Na quinta-feira, ele fazia campanha contra Marco Rubio em frente à Universidade de Miami. Oliver carregava um cartaz com a imagem o senador com um nariz de Pinóquio, uma alusão à sua mudança de posição na questão migratória. 

“Em 2009, eu participei de encontro no qual Marco Rubio disse que jamais apoiaria a anistia aos imigrantes ilegais”, observou Oliver, diretor de uma organização que defende a aplicação das leis sobre imigração. Quando chegou ao Senado, o representante da Flórida articulou a aprovação de reforma que abria caminho para obtenção de cidadania às 11 milhões de pessoas que vivem sem documentos nos EUA. 

A mudança refletia em parte o diagnóstico dos líderes do Partido Republicano de que era necessário cultivar o voto hispânico para aumentar as chances da legenda de voltar à Casa Branca, depois de duas derrotas consecutivas contra Barack Obama. Mas as bases conservadores republicanas se rebelaram contra o movimento da elite partidária. Trump captou o descontentamento e colocou a retórica anti-imigração no centro de sua campanha.

Vladimir Arauz, de 31 anos, trocou a Nicarágua pelos EUA em 2006 e se tornou cidadão americano dois anos mais tarde. Hoje, é um ativista da candidatura de Trump. “Eu tenho que pensar como americano, não como hispânico”, disse Arauz, que admira o bilionário desde que leu seu livro A Arte da Negociação, no qual Trump discorre sobre suas táticas para obter acordos. “Trump é o único que pode fazer esse país voltar a ser o que era. Quando cheguei aqui, sobravam empregos.”

O talento empresarial do empreendedor imobiliário e celebridade de reality shows é o que definiu o voto de Luis Salom. “Estou cansado de políticos e quero um homem de negócios bem sucedido”, afirmou. Filho de cubanos, Salom é registrado como eleitor republicano, mas já votou em democratas. Em 2008, apoiou Obama e, em 1996, foi a favor da reeleição de Bill Clinton. 

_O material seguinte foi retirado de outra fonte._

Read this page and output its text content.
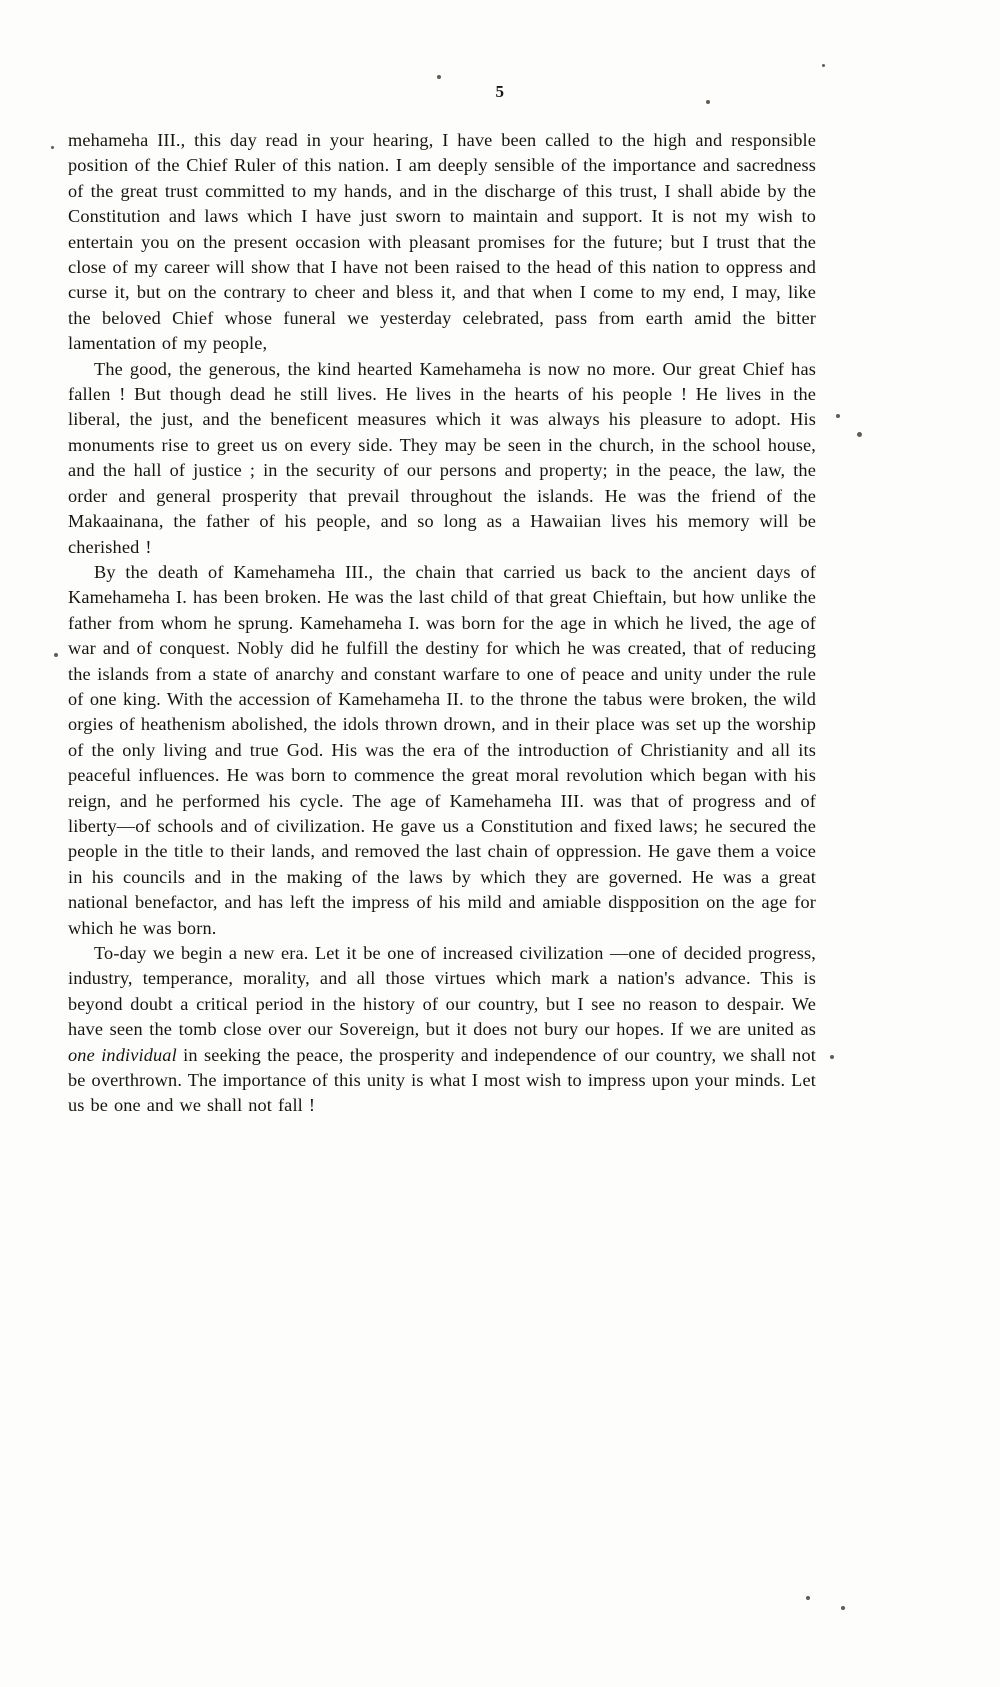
5

mehameha III., this day read in your hearing, I have been called to the high and responsible position of the Chief Ruler of this nation. I am deeply sensible of the importance and sacredness of the great trust committed to my hands, and in the discharge of this trust, I shall abide by the Constitution and laws which I have just sworn to maintain and support. It is not my wish to entertain you on the present occasion with pleasant promises for the future; but I trust that the close of my career will show that I have not been raised to the head of this nation to oppress and curse it, but on the contrary to cheer and bless it, and that when I come to my end, I may, like the beloved Chief whose funeral we yesterday celebrated, pass from earth amid the bitter lamentation of my people,

The good, the generous, the kind hearted Kamehameha is now no more. Our great Chief has fallen ! But though dead he still lives. He lives in the hearts of his people ! He lives in the liberal, the just, and the beneficent measures which it was always his pleasure to adopt. His monuments rise to greet us on every side. They may be seen in the church, in the school house, and the hall of justice ; in the security of our persons and property; in the peace, the law, the order and general prosperity that prevail throughout the islands. He was the friend of the Makaainana, the father of his people, and so long as a Hawaiian lives his memory will be cherished !

By the death of Kamehameha III., the chain that carried us back to the ancient days of Kamehameha I. has been broken. He was the last child of that great Chieftain, but how unlike the father from whom he sprung. Kamehameha I. was born for the age in which he lived, the age of war and of conquest. Nobly did he fulfill the destiny for which he was created, that of reducing the islands from a state of anarchy and constant warfare to one of peace and unity under the rule of one king. With the accession of Kamehameha II. to the throne the tabus were broken, the wild orgies of heathenism abolished, the idols thrown drown, and in their place was set up the worship of the only living and true God. His was the era of the introduction of Christianity and all its peaceful influences. He was born to commence the great moral revolution which began with his reign, and he performed his cycle. The age of Kamehameha III. was that of progress and of liberty—of schools and of civilization. He gave us a Constitution and fixed laws; he secured the people in the title to their lands, and removed the last chain of oppression. He gave them a voice in his councils and in the making of the laws by which they are governed. He was a great national benefactor, and has left the impress of his mild and amiable dispposition on the age for which he was born.

To-day we begin a new era. Let it be one of increased civilization —one of decided progress, industry, temperance, morality, and all those virtues which mark a nation's advance. This is beyond doubt a critical period in the history of our country, but I see no reason to despair. We have seen the tomb close over our Sovereign, but it does not bury our hopes. If we are united as one individual in seeking the peace, the prosperity and independence of our country, we shall not be overthrown. The importance of this unity is what I most wish to impress upon your minds. Let us be one and we shall not fall !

Os comentário depreciativos do bilionário em relação às mulheres não intimidaram Carolina Maestre, também filha de cubanos, que carregava um cartaz com o slogan “Mulheres com Trump” em frente à Universidade de Miami. “O que ele diz em relação aos imigrantes não é injusto. Ele quer que eles saiam e voltem legalmente”, disse Carolina, que é arquiteta e está desempregada há três anos. “O muro vai ter uma porta bem grande, para que muitos entrem de maneira legal.”